Monday, October 6, 2008

um....?

Hello friends and family! I wish I could write each of you with a little message, but I'm pretty sure that's not going to happen. I have twenty minutes and five seconds, so here it goes.

For three weeks in West Viginia and DC, we kicked it in hostel-style area below a church, visted a sustainable meat farm (Polyface Farms for all y'all Michael Pollan lovers), felt nauseated inside the bowels of the World Bank, got a tiny bit sick from living in close, underground, unventilated quarters, took classes about how capitialism has replaced Christianity as the dominant faith and global warming is used as a political fear tactic similarily to the Global War on Terror. But most importantly, our three central terms for our environmental policy class are hope, surprise, and friendship. And I got my head buzzed with T and H at Diego's - an Italian barber who has also cut the pope's hair might I add.

After eating salad, pizza, ice cream, and a cheesburger (all at different places) and staying up the whole night, we left DC, straggled our way through the aiport, and made it on to the plane - twenty six students, one fellow, and two profs. Besides our sketchy nighttime landing in Rome - the giant planes's weight swerving side to side right after we touched down was a tad unnerving - we made it to Dar Es Salaam by one in the afternoon.

(I can't summarize everything. Just gonna point that out.) We're paired up in rooms at in the center of the city. I'm rooming with C - we've got two mosquito netted beds, a fan, our bags, and a little closet. It's hot and sticky, but comfortable and simple. I sleep in a sleeping sack at night.

Our first two days have been free days: time to get our bearings. This involves lots of walking. Ch, who will be leading our processing/discussion sessions, has lived in Dar his whole life and now is a freelance writer writing social commentary columns for Tanzanian newspapers. By talking and walking around the city with him, we learn a lot. We've seen food markets with tropical fruits and vegtables and smelly chickens, restaruants with a lot of Chinese and Indian cuisine, and an outdoor book cafe (tables on sandwiched with a bar and a bookstore) a recent intiative of Ch's mother to encourage readership amoung Tanzanians, especially youth. The goal is that readership is essential for an independent, just Tanzania. We arrived for celebration of Mahmoud Darwish, the widely celebrated palestinian poet, who recently died. A professor spoke, a facilitator read some of his poems, and many other attendees (in an audience of about 25) stood up to share their thought or poems, as most of the time was open for anyone's contribution (a logical way to facilitate a community space we could use more of in the U.S.).

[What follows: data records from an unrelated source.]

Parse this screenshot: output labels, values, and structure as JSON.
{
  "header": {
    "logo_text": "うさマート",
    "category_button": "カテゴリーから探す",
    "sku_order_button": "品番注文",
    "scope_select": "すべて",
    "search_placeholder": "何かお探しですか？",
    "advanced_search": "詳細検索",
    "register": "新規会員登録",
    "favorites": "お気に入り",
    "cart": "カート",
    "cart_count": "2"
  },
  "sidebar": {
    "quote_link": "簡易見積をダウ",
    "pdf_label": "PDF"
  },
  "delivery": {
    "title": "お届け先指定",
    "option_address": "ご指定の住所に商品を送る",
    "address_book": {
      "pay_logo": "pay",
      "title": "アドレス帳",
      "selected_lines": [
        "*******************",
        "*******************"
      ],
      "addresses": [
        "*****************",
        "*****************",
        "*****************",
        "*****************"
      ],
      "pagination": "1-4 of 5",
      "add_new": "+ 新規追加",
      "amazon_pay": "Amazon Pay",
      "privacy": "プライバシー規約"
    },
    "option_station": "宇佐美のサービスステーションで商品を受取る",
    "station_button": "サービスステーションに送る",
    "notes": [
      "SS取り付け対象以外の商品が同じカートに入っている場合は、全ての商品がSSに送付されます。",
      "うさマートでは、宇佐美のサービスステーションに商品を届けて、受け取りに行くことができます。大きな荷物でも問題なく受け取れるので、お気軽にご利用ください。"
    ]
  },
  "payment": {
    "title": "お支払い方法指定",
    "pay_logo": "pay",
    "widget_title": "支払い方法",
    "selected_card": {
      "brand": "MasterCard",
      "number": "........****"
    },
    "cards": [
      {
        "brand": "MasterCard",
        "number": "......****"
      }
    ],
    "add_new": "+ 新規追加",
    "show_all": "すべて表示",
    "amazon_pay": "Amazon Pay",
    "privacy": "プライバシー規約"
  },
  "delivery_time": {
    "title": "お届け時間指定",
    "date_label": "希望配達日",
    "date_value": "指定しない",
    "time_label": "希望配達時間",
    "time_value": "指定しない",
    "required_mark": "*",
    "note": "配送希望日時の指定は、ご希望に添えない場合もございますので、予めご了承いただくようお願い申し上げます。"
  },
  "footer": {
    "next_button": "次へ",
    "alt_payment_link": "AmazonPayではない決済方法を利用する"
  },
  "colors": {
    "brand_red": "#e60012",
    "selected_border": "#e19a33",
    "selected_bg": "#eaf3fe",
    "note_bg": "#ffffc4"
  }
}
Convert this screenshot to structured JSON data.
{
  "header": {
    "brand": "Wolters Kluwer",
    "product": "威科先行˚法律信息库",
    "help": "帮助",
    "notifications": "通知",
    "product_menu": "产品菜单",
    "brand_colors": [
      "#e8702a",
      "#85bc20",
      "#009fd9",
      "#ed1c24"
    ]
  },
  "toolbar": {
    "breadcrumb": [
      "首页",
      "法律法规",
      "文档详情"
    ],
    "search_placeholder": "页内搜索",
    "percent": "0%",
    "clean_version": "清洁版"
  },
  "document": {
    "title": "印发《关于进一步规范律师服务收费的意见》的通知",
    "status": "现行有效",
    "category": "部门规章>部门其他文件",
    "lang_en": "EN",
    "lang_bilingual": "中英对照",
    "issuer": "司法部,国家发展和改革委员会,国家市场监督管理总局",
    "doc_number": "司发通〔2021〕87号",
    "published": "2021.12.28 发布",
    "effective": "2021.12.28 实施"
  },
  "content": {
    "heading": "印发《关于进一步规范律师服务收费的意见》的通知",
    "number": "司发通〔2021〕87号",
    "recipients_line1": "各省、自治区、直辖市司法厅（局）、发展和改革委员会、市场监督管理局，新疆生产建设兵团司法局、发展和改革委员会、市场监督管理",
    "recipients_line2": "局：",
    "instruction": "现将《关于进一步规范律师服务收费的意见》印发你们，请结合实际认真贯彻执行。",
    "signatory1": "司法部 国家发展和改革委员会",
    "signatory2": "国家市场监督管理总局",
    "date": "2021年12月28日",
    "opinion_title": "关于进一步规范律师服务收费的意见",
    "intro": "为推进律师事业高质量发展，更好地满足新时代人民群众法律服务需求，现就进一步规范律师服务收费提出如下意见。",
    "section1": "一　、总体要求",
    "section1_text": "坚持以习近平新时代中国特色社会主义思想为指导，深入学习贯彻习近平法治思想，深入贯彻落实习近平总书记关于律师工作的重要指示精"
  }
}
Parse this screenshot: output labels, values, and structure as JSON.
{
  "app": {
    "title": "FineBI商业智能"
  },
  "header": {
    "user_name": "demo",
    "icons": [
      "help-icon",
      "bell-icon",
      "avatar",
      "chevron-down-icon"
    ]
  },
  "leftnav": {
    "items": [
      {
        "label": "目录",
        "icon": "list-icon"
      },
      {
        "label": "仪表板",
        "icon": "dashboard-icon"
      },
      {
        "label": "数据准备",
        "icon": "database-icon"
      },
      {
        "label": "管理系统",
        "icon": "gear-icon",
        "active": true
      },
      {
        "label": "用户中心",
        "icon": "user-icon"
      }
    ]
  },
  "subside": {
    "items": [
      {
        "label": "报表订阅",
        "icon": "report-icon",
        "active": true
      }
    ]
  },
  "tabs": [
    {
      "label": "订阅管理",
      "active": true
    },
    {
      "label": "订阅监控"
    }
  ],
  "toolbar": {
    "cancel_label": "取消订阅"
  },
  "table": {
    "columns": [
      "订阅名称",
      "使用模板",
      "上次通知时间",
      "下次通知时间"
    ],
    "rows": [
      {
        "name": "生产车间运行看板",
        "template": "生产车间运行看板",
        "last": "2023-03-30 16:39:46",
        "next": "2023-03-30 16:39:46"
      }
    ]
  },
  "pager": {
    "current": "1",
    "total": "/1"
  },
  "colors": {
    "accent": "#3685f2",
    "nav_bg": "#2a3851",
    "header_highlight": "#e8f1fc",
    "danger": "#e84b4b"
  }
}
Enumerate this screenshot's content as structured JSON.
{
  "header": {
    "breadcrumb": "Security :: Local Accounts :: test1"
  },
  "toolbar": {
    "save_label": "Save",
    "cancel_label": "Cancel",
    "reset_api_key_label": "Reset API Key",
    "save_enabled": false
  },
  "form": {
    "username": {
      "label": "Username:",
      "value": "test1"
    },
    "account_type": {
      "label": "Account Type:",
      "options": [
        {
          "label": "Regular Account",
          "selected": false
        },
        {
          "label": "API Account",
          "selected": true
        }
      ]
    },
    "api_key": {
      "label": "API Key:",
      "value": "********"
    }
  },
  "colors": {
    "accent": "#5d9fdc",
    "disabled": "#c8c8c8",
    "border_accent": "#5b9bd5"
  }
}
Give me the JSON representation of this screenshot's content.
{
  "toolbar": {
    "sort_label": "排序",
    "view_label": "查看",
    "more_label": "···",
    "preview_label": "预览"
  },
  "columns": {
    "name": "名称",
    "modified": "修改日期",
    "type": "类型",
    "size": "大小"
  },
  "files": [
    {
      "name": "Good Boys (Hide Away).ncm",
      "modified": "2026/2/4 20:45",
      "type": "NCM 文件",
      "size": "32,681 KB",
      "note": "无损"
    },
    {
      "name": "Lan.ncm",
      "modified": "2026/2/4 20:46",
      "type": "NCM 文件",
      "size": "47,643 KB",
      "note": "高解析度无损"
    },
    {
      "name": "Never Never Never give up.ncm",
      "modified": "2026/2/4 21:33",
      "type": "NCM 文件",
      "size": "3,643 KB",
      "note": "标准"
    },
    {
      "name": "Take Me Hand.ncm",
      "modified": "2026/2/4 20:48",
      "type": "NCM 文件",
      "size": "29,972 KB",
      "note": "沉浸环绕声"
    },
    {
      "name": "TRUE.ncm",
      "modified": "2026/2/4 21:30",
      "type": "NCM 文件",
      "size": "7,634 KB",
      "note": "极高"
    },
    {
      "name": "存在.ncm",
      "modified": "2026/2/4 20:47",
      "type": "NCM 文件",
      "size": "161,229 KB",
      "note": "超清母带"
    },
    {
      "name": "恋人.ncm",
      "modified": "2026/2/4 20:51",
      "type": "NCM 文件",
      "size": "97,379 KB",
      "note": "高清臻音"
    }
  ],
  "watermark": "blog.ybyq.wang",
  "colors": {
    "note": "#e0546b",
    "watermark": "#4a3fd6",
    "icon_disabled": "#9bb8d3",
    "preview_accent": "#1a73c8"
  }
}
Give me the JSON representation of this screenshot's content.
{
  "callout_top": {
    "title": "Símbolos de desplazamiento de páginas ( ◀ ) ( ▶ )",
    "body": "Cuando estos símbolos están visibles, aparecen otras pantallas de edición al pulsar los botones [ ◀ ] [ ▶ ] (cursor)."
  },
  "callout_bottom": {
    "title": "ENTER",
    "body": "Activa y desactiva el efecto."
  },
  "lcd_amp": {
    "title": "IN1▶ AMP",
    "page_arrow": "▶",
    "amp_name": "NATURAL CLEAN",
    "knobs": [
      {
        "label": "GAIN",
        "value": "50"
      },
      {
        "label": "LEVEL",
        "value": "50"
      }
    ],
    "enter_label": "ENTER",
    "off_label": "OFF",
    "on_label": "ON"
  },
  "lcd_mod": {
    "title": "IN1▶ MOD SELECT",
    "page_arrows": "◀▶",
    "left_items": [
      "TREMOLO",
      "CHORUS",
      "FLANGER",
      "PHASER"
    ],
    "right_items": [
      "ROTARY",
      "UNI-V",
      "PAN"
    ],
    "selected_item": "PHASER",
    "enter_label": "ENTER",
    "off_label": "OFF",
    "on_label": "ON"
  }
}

The English/Kiswahili dynamic. The professor had spoken in English, often directly at us, the American students, with the intention that he was poking holes in our supposedly pro-Israel brainwashing. Most of the the other contributors, spoke in Kiswahili. One man came up, reluctantly told the crowd he would speak in English, but when everyone immediately told him that was by no means necessary, he said, "Thank you for letting me have my own culture" and spoke in Kiswahili. Without knowing the specifics, I know that the theme of the discussion was oppression and violence and how we can spread peace and human dignity, both in Palestine and around the world. None of us U.S. students spoke, and Ch's mother called us out on this at the end. Why didn't we? "We were absorbing so much; I'm afraid of public speaking" was in essence our answer. "I didn't want to go up there and speak in the oppressor's language," C told me afterward. I sort of regret not speaking, for imagine how six silent white U.S. (we need an adjective) students looked during an open discussion like that. But I'm also not kicking myself about it. It was our second day in Dar/Tanzania/Africa/Abroad. After the session, we had several good discussions where we got to express ourselves and ask more questions. We got called our a lot about the war in Iraq and Afghanistan. Why? was Ch mom's main question. Why? Did you not learn anything from Vietnam? Those bombs are killing innocent people. She expressed utter perplextion, anger, patience. Frustrated with us trying to explain why (which sounded like justfying why) I blurted out, we're asking the same questions you are! I ask them everyday! My response to her WHY?: Because we're taught in the U.S. in the U.S. to dehumanize people our borders.

Ah, it's so hard to start writing and cut it off just when my thoughts are beginning.

1 comment:

Gitsy said...

Can't believe you buzzed your hair at Diego's. I keep hearing about that place. I just buzzed my hair (it was an accident), but not at Diego's. Maybe if it had been at Diego's I wouldn't look like a crow chewed on and spat out by a cat. Did the letters still stay distinct when your hair grew out? You don't need to answer that. So happy to hear your thoughts and to know what you are upto! Go be, and be well.